An Associated Press analysis of a dozen countries most indebted to China — including Pakistan, Kenya, Zambia, Laos and Mongolia — found paying back that debt is consuming an ever-greater amount of the tax revenue needed to keep schools open, provide electricity and pay for food and fuel…

Behind the scenes is China’s reluctance to forgive debt and its extreme secrecy about how much money it has loaned and on what terms, which has kept other major lenders from stepping in to help. On top of that is the recent discovery that borrowers have been required to put cash in hidden escrow accounts that push China to the front of the line of creditors to be paid…

Countries in AP’s analysis had as much as 50% of their foreign loans from China and most were devoting more than a third of government revenue to paying off foreign debt.

Now, there actually are some things that the IMF and other lenders can do to help countries like Sri Lanka. Jennifer Harris points out that the IMF can lend into “official arrears”, which would allow Sri Lanka to get a bailout even if it defaults on its China payments. That’s good.

But let’s stop to consider just how crazy this makes the whole economic model of the Belt and Road look. Suppose a rich guy walks up to you and tells you that he first made it in the food truck business, and you can too. He offers to lend you money to buy a food truck and get started earning cash. He’s a rich successful guy, so you believe him, and you take the deal. Oh, and he owns the company that sells you the food truck, and he also owns the company that sells you the ingredients, so you’re just taking the money he lends you and turning right around and giving it to his businesses.

And then it turns out that the food truck business isn’t nearly as great as he led you to believe. Your business folds. But guess what — you still owe money to the rich guy! First, he gets the truck he sold you, since that was collateral for the loan. But you still owe him some more, and he demands payment! You’re broke, you have no money and no truck, and you’re on the hook to this guy who dazzled you with bad advice. And he’s not in a mood to forgive your debt.

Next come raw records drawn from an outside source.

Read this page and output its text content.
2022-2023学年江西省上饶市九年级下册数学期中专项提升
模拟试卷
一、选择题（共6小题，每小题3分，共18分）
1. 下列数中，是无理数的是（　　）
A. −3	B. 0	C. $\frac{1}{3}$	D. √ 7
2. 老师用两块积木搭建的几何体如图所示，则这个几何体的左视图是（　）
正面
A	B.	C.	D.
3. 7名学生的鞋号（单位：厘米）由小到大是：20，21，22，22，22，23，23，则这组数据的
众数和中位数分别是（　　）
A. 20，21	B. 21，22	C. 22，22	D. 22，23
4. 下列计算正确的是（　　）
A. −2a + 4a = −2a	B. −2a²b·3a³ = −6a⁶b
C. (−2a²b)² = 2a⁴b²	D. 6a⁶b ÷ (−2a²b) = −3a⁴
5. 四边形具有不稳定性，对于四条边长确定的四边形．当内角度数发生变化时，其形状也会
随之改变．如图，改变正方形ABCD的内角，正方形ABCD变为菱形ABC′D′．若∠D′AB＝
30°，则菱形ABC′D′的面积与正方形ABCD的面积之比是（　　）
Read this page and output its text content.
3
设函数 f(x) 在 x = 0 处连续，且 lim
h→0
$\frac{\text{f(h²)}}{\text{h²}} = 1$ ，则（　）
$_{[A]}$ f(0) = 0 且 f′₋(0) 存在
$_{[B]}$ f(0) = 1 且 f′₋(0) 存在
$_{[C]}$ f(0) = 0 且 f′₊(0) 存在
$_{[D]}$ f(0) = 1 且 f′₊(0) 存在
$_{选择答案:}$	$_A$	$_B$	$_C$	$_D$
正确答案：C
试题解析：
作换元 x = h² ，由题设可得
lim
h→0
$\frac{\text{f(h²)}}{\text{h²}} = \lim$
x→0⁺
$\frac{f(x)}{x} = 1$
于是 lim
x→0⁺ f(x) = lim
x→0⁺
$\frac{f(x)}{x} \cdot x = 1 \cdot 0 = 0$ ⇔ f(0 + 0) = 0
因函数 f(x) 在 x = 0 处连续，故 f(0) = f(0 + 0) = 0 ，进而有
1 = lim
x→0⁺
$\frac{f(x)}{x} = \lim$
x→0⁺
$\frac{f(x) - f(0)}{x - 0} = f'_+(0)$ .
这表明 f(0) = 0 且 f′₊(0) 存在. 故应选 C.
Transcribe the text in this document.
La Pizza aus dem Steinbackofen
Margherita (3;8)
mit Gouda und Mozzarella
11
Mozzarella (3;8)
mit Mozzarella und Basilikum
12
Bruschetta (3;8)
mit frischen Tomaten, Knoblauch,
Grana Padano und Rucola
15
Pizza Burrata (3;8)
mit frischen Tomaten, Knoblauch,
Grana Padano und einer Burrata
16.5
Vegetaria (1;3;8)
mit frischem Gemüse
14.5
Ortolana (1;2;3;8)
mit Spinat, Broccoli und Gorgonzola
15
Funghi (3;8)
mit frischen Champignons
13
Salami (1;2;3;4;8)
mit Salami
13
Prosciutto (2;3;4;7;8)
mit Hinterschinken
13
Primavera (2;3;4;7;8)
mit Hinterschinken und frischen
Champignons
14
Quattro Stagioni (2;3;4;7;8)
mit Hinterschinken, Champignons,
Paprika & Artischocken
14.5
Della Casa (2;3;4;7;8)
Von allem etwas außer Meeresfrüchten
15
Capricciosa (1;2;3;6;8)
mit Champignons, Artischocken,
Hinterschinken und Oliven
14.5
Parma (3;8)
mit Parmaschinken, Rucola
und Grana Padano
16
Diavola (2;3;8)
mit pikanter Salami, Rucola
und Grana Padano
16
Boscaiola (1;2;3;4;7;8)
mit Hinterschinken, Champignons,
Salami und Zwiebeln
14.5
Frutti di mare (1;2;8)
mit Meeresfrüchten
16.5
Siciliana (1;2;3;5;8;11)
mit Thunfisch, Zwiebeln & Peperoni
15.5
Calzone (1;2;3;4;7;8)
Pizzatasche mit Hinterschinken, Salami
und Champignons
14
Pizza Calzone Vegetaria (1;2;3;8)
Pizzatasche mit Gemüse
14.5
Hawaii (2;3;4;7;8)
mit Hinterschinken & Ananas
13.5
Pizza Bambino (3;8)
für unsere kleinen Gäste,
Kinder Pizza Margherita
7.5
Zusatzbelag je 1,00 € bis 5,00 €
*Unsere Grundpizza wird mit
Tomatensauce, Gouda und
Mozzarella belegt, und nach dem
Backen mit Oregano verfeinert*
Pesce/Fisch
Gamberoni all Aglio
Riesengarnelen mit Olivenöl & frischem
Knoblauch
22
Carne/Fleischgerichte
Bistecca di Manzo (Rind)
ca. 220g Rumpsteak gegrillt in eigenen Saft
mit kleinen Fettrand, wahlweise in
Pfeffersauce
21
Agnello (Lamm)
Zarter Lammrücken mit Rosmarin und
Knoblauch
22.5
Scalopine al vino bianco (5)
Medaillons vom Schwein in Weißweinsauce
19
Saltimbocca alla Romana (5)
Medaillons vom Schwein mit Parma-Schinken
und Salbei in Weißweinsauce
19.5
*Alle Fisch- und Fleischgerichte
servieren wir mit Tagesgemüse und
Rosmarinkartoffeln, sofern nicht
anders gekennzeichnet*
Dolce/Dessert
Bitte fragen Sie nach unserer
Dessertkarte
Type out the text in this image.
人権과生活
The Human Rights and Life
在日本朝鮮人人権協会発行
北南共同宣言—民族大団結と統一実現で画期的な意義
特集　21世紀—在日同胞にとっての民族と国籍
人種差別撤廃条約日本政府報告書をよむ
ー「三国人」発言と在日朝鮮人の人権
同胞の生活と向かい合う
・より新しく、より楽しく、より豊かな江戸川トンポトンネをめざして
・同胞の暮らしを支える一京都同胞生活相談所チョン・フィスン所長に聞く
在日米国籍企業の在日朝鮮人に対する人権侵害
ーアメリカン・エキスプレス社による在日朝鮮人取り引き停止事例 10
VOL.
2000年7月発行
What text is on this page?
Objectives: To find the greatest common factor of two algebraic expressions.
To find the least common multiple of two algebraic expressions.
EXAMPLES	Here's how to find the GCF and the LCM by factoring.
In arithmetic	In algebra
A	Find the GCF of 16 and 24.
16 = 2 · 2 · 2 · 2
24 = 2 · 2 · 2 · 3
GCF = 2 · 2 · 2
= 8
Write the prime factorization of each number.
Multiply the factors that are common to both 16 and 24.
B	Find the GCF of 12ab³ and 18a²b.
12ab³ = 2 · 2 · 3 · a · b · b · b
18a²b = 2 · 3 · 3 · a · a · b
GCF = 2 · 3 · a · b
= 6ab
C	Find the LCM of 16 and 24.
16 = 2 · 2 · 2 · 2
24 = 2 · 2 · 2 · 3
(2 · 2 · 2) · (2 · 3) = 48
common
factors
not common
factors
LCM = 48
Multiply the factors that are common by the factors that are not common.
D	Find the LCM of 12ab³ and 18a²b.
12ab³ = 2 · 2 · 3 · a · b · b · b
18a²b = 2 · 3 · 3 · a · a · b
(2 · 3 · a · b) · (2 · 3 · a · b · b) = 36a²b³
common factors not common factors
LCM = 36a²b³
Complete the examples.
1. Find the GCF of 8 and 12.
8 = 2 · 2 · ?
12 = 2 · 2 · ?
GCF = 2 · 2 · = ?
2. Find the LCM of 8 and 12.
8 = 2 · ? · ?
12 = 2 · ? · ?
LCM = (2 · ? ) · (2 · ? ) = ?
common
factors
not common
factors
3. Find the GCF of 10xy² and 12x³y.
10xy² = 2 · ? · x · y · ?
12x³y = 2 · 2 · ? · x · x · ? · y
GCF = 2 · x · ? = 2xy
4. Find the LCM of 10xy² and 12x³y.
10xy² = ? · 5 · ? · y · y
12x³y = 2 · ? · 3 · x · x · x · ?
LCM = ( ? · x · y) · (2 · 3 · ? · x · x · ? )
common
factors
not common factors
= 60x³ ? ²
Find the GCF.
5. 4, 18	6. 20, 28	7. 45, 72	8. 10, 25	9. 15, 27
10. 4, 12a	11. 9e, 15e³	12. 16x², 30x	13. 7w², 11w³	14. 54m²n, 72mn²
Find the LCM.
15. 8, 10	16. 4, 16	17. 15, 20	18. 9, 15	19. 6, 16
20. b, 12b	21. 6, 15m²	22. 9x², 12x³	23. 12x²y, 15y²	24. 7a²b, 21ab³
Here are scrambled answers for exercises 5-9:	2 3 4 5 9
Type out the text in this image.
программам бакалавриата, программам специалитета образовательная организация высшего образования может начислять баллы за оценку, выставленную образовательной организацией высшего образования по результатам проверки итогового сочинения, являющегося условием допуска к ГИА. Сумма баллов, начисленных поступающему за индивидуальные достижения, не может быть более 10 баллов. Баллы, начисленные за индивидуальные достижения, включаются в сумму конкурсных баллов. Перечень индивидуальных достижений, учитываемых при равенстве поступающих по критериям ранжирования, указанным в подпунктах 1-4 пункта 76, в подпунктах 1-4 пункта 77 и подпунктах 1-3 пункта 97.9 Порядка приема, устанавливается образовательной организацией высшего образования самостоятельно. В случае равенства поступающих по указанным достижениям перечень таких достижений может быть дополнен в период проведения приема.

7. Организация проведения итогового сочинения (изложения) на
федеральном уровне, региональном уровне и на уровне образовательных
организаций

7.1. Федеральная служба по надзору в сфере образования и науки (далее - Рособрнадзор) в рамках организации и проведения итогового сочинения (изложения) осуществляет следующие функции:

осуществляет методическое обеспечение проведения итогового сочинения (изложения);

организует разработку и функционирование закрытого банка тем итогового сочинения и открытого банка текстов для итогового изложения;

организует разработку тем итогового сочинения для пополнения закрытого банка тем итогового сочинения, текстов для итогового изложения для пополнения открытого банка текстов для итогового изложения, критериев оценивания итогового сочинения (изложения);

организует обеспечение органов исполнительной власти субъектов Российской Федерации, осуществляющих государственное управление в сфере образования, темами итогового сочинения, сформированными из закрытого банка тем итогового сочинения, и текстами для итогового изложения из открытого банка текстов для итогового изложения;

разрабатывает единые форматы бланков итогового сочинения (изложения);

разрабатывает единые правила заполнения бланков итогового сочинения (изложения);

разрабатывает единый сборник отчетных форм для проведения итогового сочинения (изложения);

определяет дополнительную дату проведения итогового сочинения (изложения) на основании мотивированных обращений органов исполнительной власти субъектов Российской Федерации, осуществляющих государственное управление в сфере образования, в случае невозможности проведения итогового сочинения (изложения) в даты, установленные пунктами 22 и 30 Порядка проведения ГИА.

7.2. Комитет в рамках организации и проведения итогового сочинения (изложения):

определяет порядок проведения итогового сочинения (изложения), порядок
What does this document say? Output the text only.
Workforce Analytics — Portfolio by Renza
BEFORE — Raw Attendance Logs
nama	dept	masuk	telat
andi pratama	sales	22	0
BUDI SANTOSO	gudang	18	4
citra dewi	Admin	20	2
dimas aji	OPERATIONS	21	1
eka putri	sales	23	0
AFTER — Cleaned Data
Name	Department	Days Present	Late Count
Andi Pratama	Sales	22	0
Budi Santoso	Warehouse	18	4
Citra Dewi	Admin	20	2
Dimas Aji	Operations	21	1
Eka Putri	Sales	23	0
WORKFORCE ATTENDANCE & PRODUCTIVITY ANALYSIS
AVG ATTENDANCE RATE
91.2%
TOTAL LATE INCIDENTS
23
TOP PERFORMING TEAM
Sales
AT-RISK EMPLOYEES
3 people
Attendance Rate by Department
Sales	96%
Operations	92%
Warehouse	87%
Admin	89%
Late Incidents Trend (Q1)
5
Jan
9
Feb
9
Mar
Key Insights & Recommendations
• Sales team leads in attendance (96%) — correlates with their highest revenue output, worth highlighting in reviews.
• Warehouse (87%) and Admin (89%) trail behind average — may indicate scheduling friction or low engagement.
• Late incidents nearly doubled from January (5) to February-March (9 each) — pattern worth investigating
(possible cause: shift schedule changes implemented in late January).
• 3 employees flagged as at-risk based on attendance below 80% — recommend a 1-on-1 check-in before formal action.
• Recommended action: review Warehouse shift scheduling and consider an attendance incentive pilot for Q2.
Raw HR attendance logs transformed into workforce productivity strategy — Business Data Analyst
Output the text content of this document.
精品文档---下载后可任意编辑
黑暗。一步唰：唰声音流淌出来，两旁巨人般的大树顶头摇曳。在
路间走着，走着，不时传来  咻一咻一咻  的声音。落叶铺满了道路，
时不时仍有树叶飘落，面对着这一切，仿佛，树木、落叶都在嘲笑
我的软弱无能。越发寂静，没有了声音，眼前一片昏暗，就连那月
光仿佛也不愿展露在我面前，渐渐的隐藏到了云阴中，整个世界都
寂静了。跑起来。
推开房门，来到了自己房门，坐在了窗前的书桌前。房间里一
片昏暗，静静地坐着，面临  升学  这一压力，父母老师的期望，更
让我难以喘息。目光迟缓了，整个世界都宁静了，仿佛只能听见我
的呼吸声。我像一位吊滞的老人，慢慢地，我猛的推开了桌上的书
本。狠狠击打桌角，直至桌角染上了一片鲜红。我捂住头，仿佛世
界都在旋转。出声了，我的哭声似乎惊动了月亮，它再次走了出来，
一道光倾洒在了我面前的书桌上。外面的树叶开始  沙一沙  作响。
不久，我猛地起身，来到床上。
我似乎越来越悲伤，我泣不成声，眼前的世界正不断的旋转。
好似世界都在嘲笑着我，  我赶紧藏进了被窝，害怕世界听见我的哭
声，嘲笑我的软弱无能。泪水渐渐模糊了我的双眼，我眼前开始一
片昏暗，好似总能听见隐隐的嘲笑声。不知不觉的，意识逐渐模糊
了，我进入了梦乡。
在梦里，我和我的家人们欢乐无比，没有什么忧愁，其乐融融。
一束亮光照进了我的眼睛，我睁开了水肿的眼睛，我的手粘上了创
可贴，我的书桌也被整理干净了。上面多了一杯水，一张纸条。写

On paper, cases like Sri Lanka’s look like a win for China at other countries’ expense — well-connected Chinese contractors got paid out, China got a port in a highly strategic region, and they might still get Sri Lanka to cough up the rest of the money they owe, which will have to be squeezed from suffering Sri Lankan farmers in the form of higher taxes. From China’s perspective, what’s not to like?

But in the long run, this is almost certain to hurt China’s image in the world. Back when the money was flowing, the countries of the Global South saw China in a highly positive light — after all, the West’s money always comes with strings attached.

But because the Belt and Road was so ill-conceived, this warm fuzzy feeling always had an expiration date. Now that the Belt and Road has basically failed, and the cash faucet has been shut off, delight at China’s seeming largesse is clearly going to be replaced with resentment and distrust. Acting like a mafia loanshark is not generally a way to win friends and influence people.

Note that although this is a debt trap, it isn’t really a case of “debt-trap diplomacy”, as some people accuse. Debt-trap diplomacy is where you get a country to owe you money, and you force it to make geopolitical concessions in exchange for loan forbearance. China doesn’t appear to be doing that; instead it appears to simply be walking away with as much of the money as it can, and thumbing its nose as it walks away, and leaving developing countries bitter and resentful.

That’s just a mind-bogglingly bad long-term strategy for achieving global leadership. China’s leaders tout their country as the leader of the Global South, but they’re raiding developing countries like their own personal piggy bank. Throughout the whole saga of the Belt and Road, China’s government treated countries like Pakistan, Sri Lanka, and Zambia like Chinese provinces — assuming they could and would strongarm their populations into supporting new infrastructure, prioritizing economic throughput over efficiency and profitability, and counting on those other countries to take the hit when the projects went…er…south.